Enemy AI is similarly… interesting, let’s say. Occasionally concocting some bracing strategies, all too often the foes you face are overcome with complete idiocy. When using area of effect attacks they will often friendly fire three of their own warriors to hit only one of yours. They will also expend action points running pointlessly around, leaving them without an attack when they finally get into position. You’ll also have to contend with far too many game crashes – on PS5, at least. Thankfully the auto-save system is robust, so little player progress is lost.

There’s definitely a lot of patching to be done here, particularly to get the challenge to the level that devoted strategy enthusiasts expect.
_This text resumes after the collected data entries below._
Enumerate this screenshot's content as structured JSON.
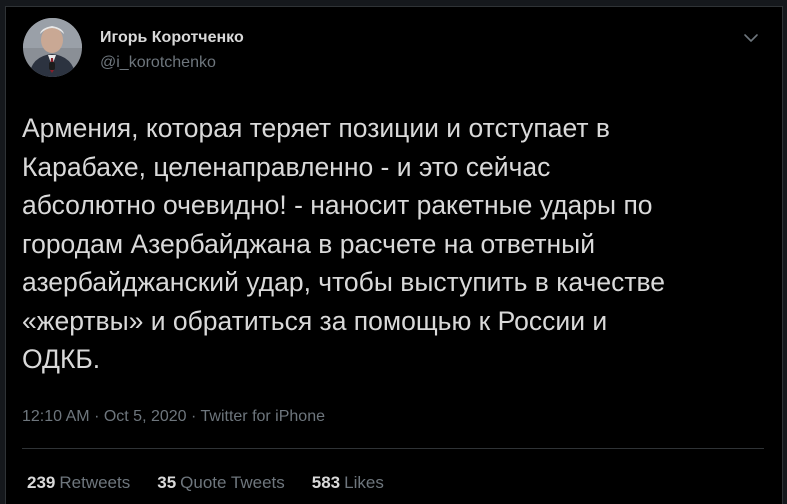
{
  "author": {
    "name": "Игорь Коротченко",
    "handle": "@i_korotchenko"
  },
  "tweet": {
    "text": "Армения, которая теряет позиции и отступает в\nКарабахе, целенаправленно - и это сейчас\nабсолютно очевидно! - наносит ракетные удары по\nгородам Азербайджана в расчете на ответный\nазербайджанский удар, чтобы выступить в качестве\n«жертвы» и обратиться за помощью к России и\nОДКБ.",
    "time": "12:10 AM",
    "separator": "·",
    "date": "Oct 5, 2020",
    "source": "Twitter for iPhone"
  },
  "stats": {
    "retweets_count": "239",
    "retweets_label": "Retweets",
    "quotes_count": "35",
    "quotes_label": "Quote Tweets",
    "likes_count": "583",
    "likes_label": "Likes"
  },
  "icons": {
    "menu": "chevron-down-icon"
  },
  "colors": {
    "background": "#000000",
    "text_primary": "#d9d9d9",
    "text_secondary": "#6e767d",
    "divider": "#2f3336"
  }
}
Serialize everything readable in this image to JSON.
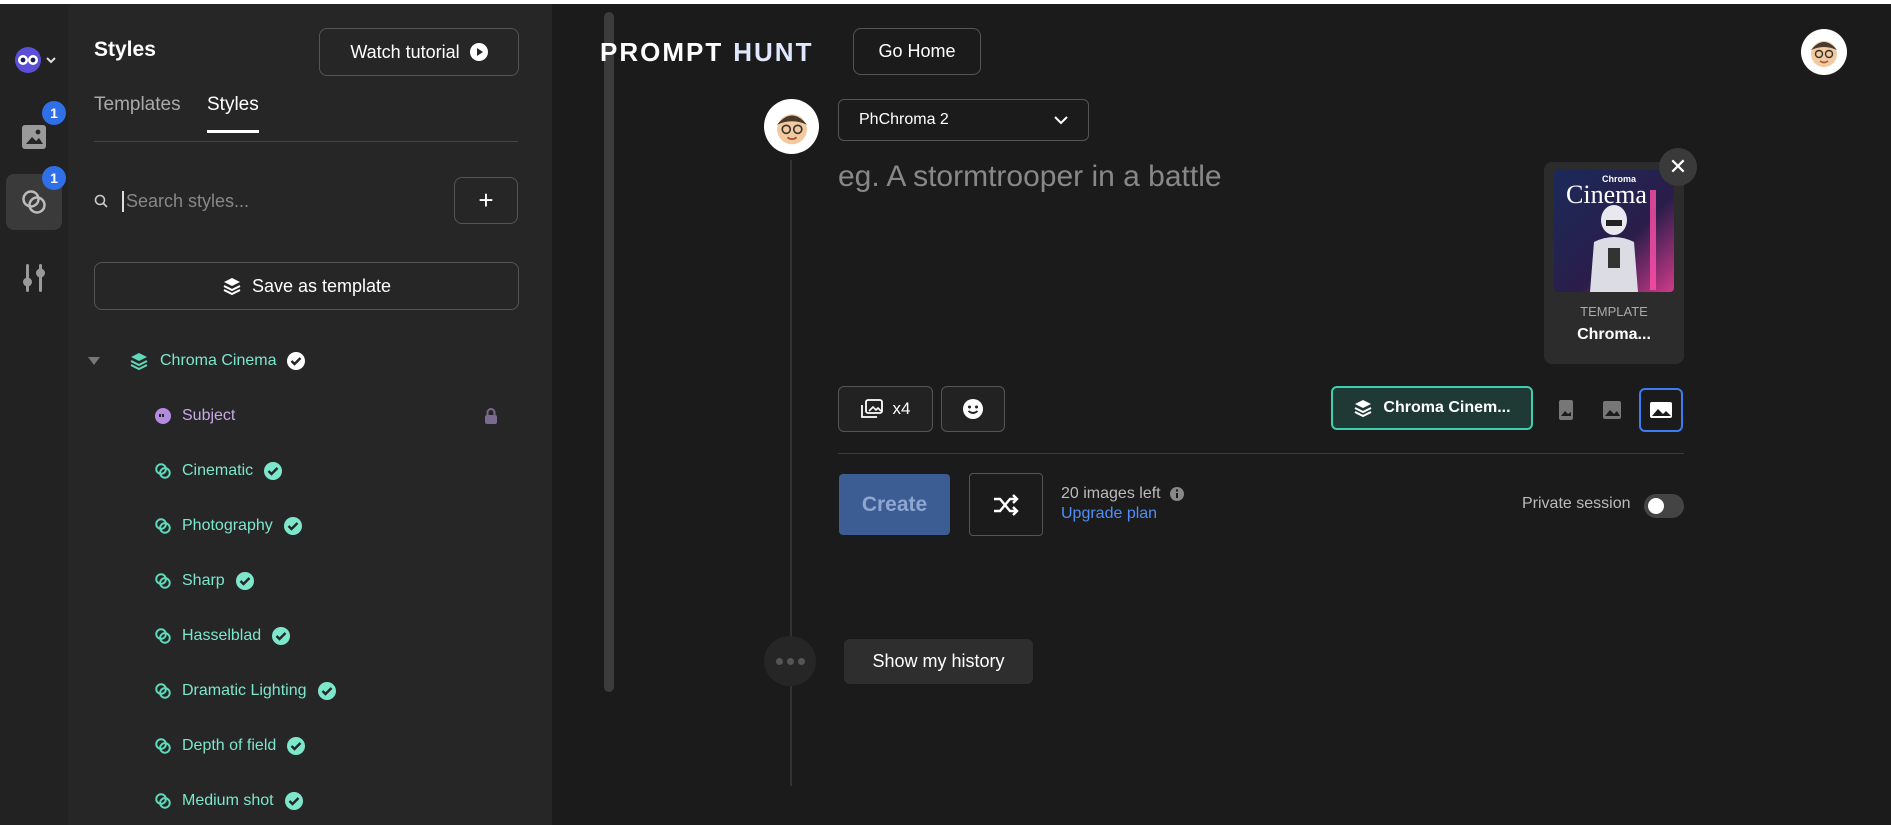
{
  "sidebar": {
    "title": "Styles",
    "watch_tutorial_label": "Watch tutorial",
    "tabs": [
      {
        "label": "Templates"
      },
      {
        "label": "Styles"
      }
    ],
    "search_placeholder": "Search styles...",
    "save_template_label": "Save as template",
    "tree": {
      "root": "Chroma Cinema",
      "items": [
        {
          "label": "Subject",
          "locked": true
        },
        {
          "label": "Cinematic"
        },
        {
          "label": "Photography"
        },
        {
          "label": "Sharp"
        },
        {
          "label": "Hasselblad"
        },
        {
          "label": "Dramatic Lighting"
        },
        {
          "label": "Depth of field"
        },
        {
          "label": "Medium shot"
        }
      ]
    }
  },
  "rail": {
    "images_badge": "1",
    "styles_badge": "1"
  },
  "header": {
    "logo_left": "PROMPT",
    "logo_right": "HUNT",
    "go_home_label": "Go Home"
  },
  "composer": {
    "model": "PhChroma 2",
    "prompt_placeholder": "eg. A stormtrooper in a battle",
    "template_kicker": "TEMPLATE",
    "template_name": "Chroma...",
    "template_image_text_small": "Chroma",
    "template_image_text_big": "Cinema",
    "image_count_label": "x4",
    "style_chip_label": "Chroma Cinem...",
    "create_label": "Create",
    "images_left": "20 images left",
    "upgrade_label": "Upgrade plan",
    "private_label": "Private session",
    "history_label": "Show my history"
  },
  "colors": {
    "accent_teal": "#3fcfb0",
    "link_blue": "#4f8ff7",
    "badge_blue": "#2f6fe8"
  }
}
Which is clearly where Crown Wars is aimed, as it makes little attempt to explain its systems to genre newcomers, expecting the player to figure things out through prior strategy-game experience or trial and error. Definitely not one for those new to the genre.

Summary
Crown Wars: The Black Prince is not just a medieval XCOM, it is very much its own thing. A turn-based game offering fast and frenetic strategising, it's hamstrung by weak AI, an inconsistent camera, and too many bugs.
Good
  • Fast and dynamic combat
  • Fantastic camera during player turns
  • Interesting historical analysis from the developers
Bad
  • Sometimes dodgy enemy AI
  • Awful camera during enemy turns
  • Frequent crashes
7

1 Comment

  1. Wasn’t aware of this game but “medieval XCOM” piqued my interest. Sounds like it needs a bit more work though.